An Expert’s Guide to being a Non-Expert
The last day of the TCEA Tech Directors Academy was three days ago and I am just now able to blog about it and post my reflection. I was really thrown by that day and it wasn’t a reach for me. It was a concept I am really familiar with but haven’t been implementing: facilitative learning.
As a classroom teacher, I was pretty good at this idea. I took the lecturn out of my classroom and provided differentiated, problem-based teaching with the basis that “I don’t have the answers” so students learned to find answers on their own. I implemented the “Ask Three Before Me” concept that had students ask three of their peers before asking me for help. Not only did this help them with collaboration, but it gave me time to consult my Dummies books for answers.:)
A stinging reflection has been that I feel I strayed from this method as a campus technologist and became the “expert” in my old job; thus leading to fast burnout. I became the expert in so many things that I didn’t allow people on the campus to become the experts. People called me for help in everything. They didn’t know how to find answers on their own. This isn’t an exercise in making me out to be something super. Nope. In fact, this is an embarrassment to me. This is a reflection on how poor I have been as a teacher the past 5 years.
As I prepare to start professional development next week, I see that I need to completely renovate how I develop training so that I don’t do this to myself in this new role. In other words, I need to change…..everything…..again. I need to go back to the basics. Each staff development program I offer needs to be about the audience learning to find solutions on their own; and not about me being the one with all the knowledge.
The truth is, I am not the one with all the knowledge! I really think the only thing I am good at is putting in the right terms in a search engine for the answers. This is what I need to show staff to do – show them how I find the answers and how they can find their own answers. Let them become their own search experts.
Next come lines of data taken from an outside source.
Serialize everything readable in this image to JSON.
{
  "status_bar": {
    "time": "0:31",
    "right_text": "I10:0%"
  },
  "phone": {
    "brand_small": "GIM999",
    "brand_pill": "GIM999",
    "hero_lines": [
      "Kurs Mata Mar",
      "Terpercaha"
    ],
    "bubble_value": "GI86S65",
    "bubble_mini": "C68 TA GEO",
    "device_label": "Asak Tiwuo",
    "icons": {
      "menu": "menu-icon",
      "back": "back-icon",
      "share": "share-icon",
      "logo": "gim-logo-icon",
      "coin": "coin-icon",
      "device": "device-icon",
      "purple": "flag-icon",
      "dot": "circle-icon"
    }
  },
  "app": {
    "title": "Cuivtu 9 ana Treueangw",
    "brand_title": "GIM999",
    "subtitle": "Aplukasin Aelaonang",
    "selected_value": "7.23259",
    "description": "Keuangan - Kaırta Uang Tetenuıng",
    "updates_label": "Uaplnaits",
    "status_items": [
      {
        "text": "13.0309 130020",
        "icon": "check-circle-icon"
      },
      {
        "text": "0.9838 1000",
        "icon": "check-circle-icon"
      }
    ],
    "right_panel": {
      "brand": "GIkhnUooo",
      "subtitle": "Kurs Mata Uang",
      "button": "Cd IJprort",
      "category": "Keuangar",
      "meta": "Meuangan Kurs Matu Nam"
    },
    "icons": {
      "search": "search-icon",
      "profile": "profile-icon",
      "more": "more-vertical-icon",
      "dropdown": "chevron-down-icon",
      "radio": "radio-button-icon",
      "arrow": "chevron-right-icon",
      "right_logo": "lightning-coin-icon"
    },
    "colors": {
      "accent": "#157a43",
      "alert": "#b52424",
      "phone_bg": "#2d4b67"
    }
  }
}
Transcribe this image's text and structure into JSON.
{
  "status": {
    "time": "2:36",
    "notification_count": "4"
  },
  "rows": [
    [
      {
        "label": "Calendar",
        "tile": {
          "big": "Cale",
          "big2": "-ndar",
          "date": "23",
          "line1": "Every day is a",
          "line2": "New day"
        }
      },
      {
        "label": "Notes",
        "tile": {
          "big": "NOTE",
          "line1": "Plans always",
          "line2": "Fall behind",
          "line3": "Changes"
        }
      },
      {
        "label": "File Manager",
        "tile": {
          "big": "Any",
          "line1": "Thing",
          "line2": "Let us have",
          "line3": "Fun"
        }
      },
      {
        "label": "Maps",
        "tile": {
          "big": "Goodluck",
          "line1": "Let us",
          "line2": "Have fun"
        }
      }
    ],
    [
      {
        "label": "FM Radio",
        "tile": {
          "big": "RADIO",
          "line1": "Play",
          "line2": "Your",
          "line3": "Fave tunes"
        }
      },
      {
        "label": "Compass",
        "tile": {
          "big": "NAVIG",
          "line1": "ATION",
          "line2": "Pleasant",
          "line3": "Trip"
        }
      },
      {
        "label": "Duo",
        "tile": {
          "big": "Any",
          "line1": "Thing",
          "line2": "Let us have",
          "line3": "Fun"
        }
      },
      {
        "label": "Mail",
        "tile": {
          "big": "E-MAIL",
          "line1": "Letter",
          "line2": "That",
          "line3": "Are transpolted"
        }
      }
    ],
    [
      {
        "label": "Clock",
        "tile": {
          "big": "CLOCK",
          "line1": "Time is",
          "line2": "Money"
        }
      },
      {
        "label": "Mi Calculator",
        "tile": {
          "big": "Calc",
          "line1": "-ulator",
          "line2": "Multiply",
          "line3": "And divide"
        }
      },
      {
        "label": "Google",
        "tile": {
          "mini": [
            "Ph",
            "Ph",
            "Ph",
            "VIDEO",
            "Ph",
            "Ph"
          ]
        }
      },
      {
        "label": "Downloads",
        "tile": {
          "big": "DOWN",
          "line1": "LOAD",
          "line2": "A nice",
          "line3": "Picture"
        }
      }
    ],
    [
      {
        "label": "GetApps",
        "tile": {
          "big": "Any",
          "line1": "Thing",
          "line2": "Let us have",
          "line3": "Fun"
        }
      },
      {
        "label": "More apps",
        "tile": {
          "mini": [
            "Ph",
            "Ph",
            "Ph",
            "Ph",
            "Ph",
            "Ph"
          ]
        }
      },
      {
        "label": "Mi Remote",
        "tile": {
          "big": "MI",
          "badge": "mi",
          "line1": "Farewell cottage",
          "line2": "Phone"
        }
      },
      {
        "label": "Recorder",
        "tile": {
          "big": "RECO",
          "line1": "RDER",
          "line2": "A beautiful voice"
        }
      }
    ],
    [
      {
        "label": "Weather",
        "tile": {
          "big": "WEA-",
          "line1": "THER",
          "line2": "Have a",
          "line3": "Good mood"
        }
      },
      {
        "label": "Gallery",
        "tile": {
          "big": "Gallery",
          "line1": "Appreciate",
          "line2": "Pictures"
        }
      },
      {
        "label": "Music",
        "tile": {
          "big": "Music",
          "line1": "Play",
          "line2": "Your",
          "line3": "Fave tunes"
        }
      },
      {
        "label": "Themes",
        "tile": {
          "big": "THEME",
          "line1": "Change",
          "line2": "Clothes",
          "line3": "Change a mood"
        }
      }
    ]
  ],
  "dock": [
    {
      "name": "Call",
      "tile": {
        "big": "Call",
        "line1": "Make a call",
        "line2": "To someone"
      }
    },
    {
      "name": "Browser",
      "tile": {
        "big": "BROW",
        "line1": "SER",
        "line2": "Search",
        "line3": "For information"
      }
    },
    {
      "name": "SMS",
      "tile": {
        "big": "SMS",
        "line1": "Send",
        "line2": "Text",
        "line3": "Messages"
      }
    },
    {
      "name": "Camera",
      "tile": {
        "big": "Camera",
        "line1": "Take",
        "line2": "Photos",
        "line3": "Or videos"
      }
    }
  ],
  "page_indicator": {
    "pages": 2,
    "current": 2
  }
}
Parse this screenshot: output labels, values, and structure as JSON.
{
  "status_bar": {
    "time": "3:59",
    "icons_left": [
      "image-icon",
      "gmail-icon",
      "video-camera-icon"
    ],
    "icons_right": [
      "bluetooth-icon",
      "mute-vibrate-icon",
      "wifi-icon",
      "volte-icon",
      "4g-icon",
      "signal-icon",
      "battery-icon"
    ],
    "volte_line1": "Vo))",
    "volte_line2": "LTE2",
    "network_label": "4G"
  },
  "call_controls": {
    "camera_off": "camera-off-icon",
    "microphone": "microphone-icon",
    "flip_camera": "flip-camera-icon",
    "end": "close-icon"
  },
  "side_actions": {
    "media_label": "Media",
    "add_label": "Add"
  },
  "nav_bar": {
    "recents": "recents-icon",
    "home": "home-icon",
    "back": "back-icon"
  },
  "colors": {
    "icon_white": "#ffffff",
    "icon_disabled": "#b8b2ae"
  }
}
I know this sounds basic to some of you who are in this role and you probably do this very well. I want to say that I used to be doing this. I was good at letting go and letting the class take learning above the level I could teach. The frustration is that I did not carry this over with the adults I was teaching. As I look back on how I worked at WHS, I (embarrassingly) look back and see that the training was about what I was doing with technology.
Such a shame.
Thus the reason for not posting a reflection on the last day of the Tech Directors Academy. It was a hard lesson to learn and may be harder to put into effect. But I will try! I will adapt. I will let go!